Here, even before McElroy misrepresented that he had a pocketknife in his pocket, the officers could reasonably have suspected, based on specific and articulable facts, that he was presently armed and dangerous. The officers observed numerous sharp objects lying about the kitchen, including screwdrivers, handsaws, and knives, and did not find McElroy in the rear bedroom of the house until a minute or two after they entered the house; declared that they were police officers; and prompted an alarmed response from one of McElroy’s companions. In light of these facts, it would at least have been reasonable for the officers to fear—upon discovering McElroy only after enough time had passed for him to prepare for their entrance into the bedroom—that he had armed himself. Therefore, the officers did not violate McElroy’s Fourth Amendment rights by conducting a warrantless patdown search of his person shortly after locating him in the rear bedroom.
Turning to McElroy’s second Fourth Amendment claim, we find that the officers were permitted to remove the vial from McElroy’s pocket. Whether or not the vial’s illicit character was immediately identifiable while still in McElroy’s pocket, once he said he had a pocketknife in his pocket, the officers clearly had a reasonable, particularized suspicion that McElroy was presently armed and dangerous, and thus Terry absolutely justified the officers' search of his pocket to remove the purported weapon.

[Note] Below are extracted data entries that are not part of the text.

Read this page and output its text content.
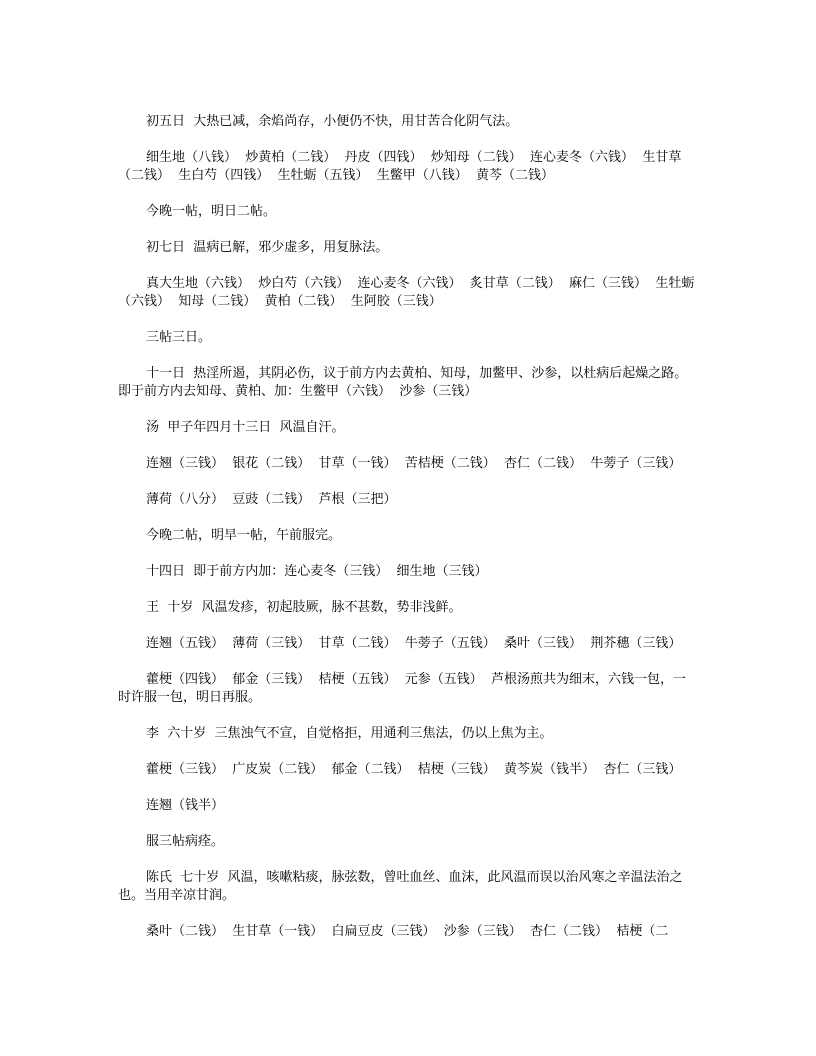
初五日  大热已减，余焰尚存，小便仍不快，用甘苦合化阴气法。

细生地（八钱）  炒黄柏（二钱）  丹皮（四钱）  炒知母（二钱）  连心麦冬（六钱）  生甘草（二钱）  生白芍（四钱）  生牡蛎（五钱）  生鳖甲（八钱）  黄芩（二钱）

今晚一帖，明日二帖。

初七日  温病已解，邪少虚多，用复脉法。

真大生地（六钱）  炒白芍（六钱）  连心麦冬（六钱）  炙甘草（二钱）  麻仁（三钱）  生牡蛎（六钱）  知母（二钱）  黄柏（二钱）  生阿胶（三钱）

三帖三日。

十一日  热淫所遏，其阴必伤，议于前方内去黄柏、知母，加鳖甲、沙参，以杜病后起燥之路。即于前方内去知母、黄柏、加：生鳖甲（六钱）  沙参（三钱）

汤  甲子年四月十三日  风温自汗。

连翘（三钱）  银花（二钱）  甘草（一钱）  苦桔梗（二钱）  杏仁（二钱）  牛蒡子（三钱）

薄荷（八分）  豆豉（二钱）  芦根（三把）

今晚二帖，明早一帖，午前服完。

十四日  即于前方内加：连心麦冬（三钱）  细生地（三钱）

王  十岁  风温发疹，初起肢厥，脉不甚数，势非浅鲜。

连翘（五钱）  薄荷（三钱）  甘草（二钱）  牛蒡子（五钱）  桑叶（三钱）  荆芥穗（三钱）

藿梗（四钱）  郁金（三钱）  桔梗（五钱）  元参（五钱）  芦根汤煎共为细末，六钱一包，一时许服一包，明日再服。

李  六十岁  三焦浊气不宣，自觉格拒，用通利三焦法，仍以上焦为主。

藿梗（三钱）  广皮炭（二钱）  郁金（二钱）  桔梗（三钱）  黄芩炭（钱半）  杏仁（三钱）

连翘（钱半）

服三帖病痊。

陈氏  七十岁  风温，咳嗽粘痰，脉弦数，曾吐血丝、血沫，此风温而误以治风寒之辛温法治之也。当用辛凉甘润。

桑叶（二钱）  生甘草（一钱）  白扁豆皮（三钱）  沙参（三钱）  杏仁（二钱）  桔梗（二
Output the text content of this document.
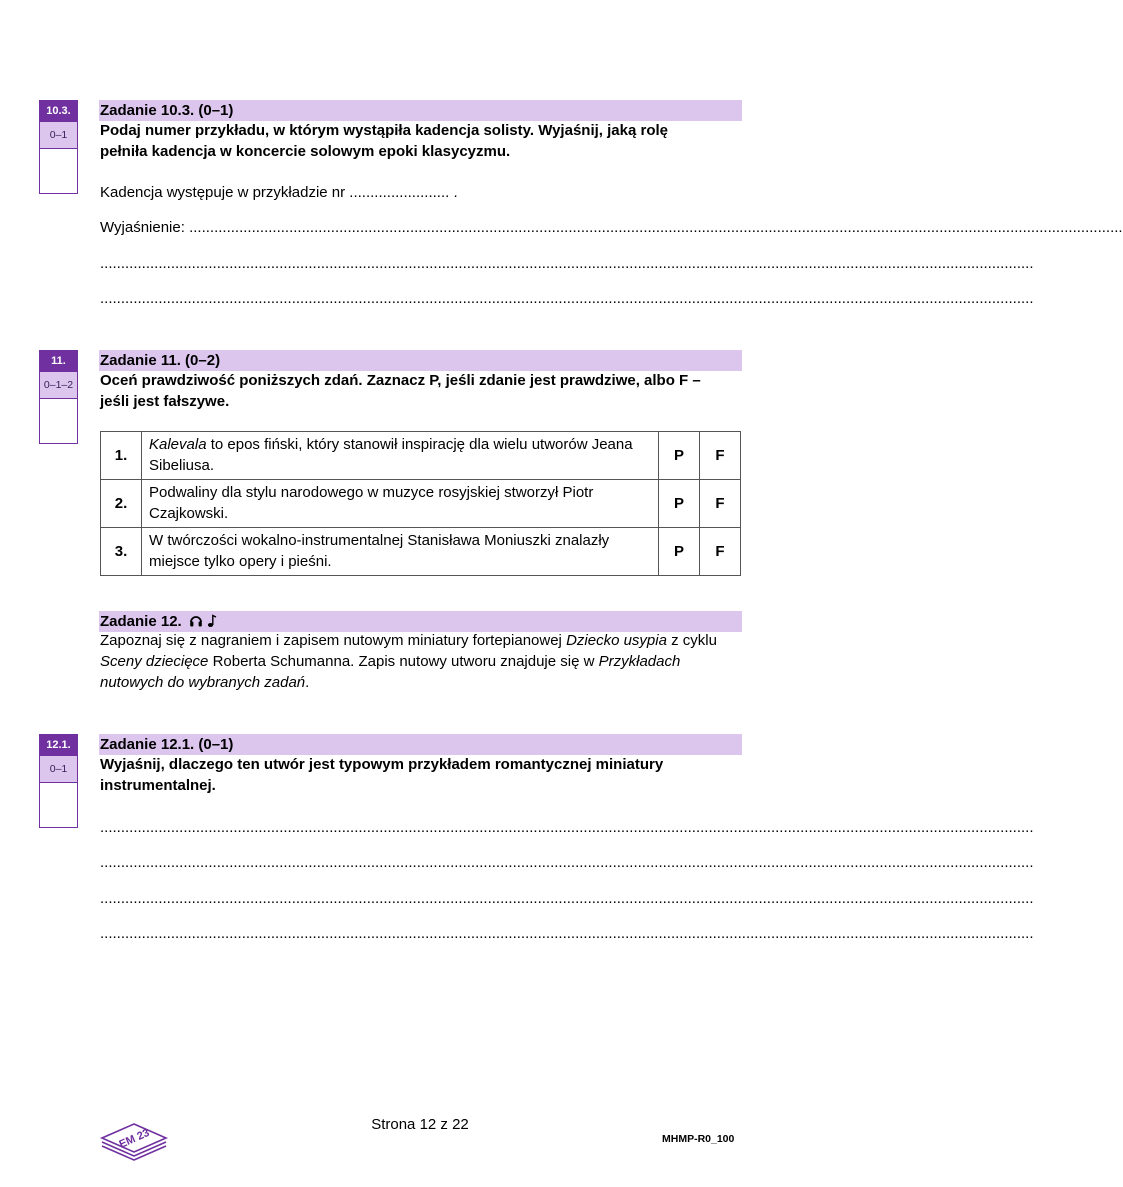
10.3.
0–1
Zadanie 10.3. (0–1)
Podaj numer przykładu, w którym wystąpiła kadencja solisty. Wyjaśnij, jaką rolę
pełniła kadencja w koncercie solowym epoki klasycyzmu.
Kadencja występuje w przykładzie nr ........................ .
Wyjaśnienie: ................................................................................................................................................................................................................................
................................................................................................................................................................................................................................
................................................................................................................................................................................................................................
11.
0–1–2
Zadanie 11. (0–2)
Oceń prawdziwość poniższych zdań. Zaznacz P, jeśli zdanie jest prawdziwe, albo F –
jeśli jest fałszywe.
1.	Kalevala to epos fiński, który stanowił inspirację dla wielu utworów Jeana
Sibeliusa.	P	F
2.	Podwaliny dla stylu narodowego w muzyce rosyjskiej stworzył Piotr
Czajkowski.	P	F
3.	W twórczości wokalno-instrumentalnej Stanisława Moniuszki znalazły
miejsce tylko opery i pieśni.	P	F
Zadanie 12.
Zapoznaj się z nagraniem i zapisem nutowym miniatury fortepianowej Dziecko usypia z cyklu Sceny dziecięce Roberta Schumanna. Zapis nutowy utworu znajduje się w Przykładach nutowych do wybranych zadań.
12.1.
0–1
Zadanie 12.1. (0–1)
Wyjaśnij, dlaczego ten utwór jest typowym przykładem romantycznej miniatury
instrumentalnej.
................................................................................................................................................................................................................................
................................................................................................................................................................................................................................
................................................................................................................................................................................................................................
................................................................................................................................................................................................................................
EM 23
Strona 12 z 22
MHMP-R0_100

Finally, we find that the officers were permitted under the Fifth Amendment and Miranda to ask McElroy what was in his pocket without first advising him of his right to remain silent. The public-safety exception to Miranda that is recognized by this Court, see State v. Jackson , 756 S.W.2d 620, 621 (Mo.App.E.D. 1988) (citing New York v. Quarles, 467 U.S. 649, 104 S.Ct. 2626, 81 L.Ed.2d 550 (1984) ) (holding that for their own safety, police officers could—prior to administering Miranda warnings—ask an allegedly armed rape suspect where his gun was), applies here.
After observing knives, handsaws, and screwdrivers lying about the kitchen, conducting a patdown of McElroy, and feeling a bulge in his right front pocket, Trooper Tappendorf could reasonably have feared that McElroy possessed a weapon and that, though he had been handcuffed, McElroy remained armed and presently dangerous. Moreover, the only confession McElroy claims was coerced here is that he had a pocketknife in his pocket—not a crime or any suggestion of one—making this case unlike those in which judges have expressed concern about whether the public-safety exception might swallow Miranda’s protective rules. See, e.g., Quarles, 467 U.S. at 674, 685, 690, 104 S.Ct. 2626 (Marshall, J., dissenting) (asserting that where without providing the Miranda warnings the police interrogated a man suspected of illegally possessing a firearm and obtained his confession of the gun’s location, the majority should have found the statement was a coerced testimonial self-incrimination that under the Fifth Amendment should have been excluded).
McElroy’s points on appeal are denied.
Conclusion
For the reasons stated above, we affirm the judgment of the trial court.
Lawrence E. Mooney, J., Robert M. Clayton III, J., concur.